Rammed Earth: Martin Rauch. - Brief Article - book review
Architectural Review, The, May, 2002 by Adam Voelcker
By Otto Kapfinger. Basel: Birkhauser. 2001. [epsilon]58
The benefits of building with earth are widely recognized by now, at least among the green fraternity. It is abundant and it is cheap; used locally (as it should be), it reduces transport costs, and an earth wall uses about two per cent of the energy needed for an equivalent wall of concrete; it is fire-proof, it is a good regulator of indoor climate (the oldest extant earth building in Europe, built in 1270, now houses a library for moisture-sensitive books) and it can be recycled easily. The downside is that its thermal insulation value is not particularly good, which needs compensating for by building thick, and earth walls must be protected from the wet, making them less viable for external use in Britain (but not impossible -- see Clough Williams-Ellis's classic work on Cob, Pise & Stabilized Earth, 1947).

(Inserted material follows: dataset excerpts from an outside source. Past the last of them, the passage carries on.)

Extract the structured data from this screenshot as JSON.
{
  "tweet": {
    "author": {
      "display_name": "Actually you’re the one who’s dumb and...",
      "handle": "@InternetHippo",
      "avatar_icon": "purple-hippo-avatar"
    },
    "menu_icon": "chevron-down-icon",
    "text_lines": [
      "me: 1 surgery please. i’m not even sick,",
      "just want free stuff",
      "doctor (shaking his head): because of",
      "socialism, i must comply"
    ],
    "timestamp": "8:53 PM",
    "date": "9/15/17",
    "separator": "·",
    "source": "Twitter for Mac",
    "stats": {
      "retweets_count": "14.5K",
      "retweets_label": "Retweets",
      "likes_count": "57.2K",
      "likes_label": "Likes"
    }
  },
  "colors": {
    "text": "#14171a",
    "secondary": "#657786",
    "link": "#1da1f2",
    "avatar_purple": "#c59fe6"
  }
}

This is a lovely book which extols the beauty and potential of rammed earth when moulded in the hands of an artist. Martin Rauch started as a ceramicist and sculptor, and later worked for a time as a development aid worker in Africa. Research work and an exhibition on Loam-Clay-Earth in the 1980s prefaced his involvement with buildings, and from 1990, he has been working with architects mostly in his native Austria but now increasingly further afield.
Although rammed earth walls are most easily built in long straight lines, they can be curvy and voluptuous, though I have yet to see curves in two dimensions. Always they are thick and monolithic, providing a visual contrast with lighter infill panels, and they have a striated ruggedness which appeals today in a way which probably didn't in the past, when earth walls tended to be hidden behind plaster and whitewash. Rauch experiments with the texture of the earth, often introducing patterns and clay tile string courses to help with weathering. Being so thick, the walls can incorporate heating pipes, and hypocausts feature in at least two of his projects. My favourite is a small chapel in Berlin (Reitermann and Sassenroth, Architects), on plan an oval inside another oval. The inner wall is made of earth mixed with coal dust and polished with wax emulsion, the outer one of vertical timber slats and glass.
Martin Rauch was not involved with the AtEIC building at the Centre for Alternative Technology at Machynlleth, mid-Wales, but those wanting to see rammed earth need not go as far as Austria to admire its Brutalist charm.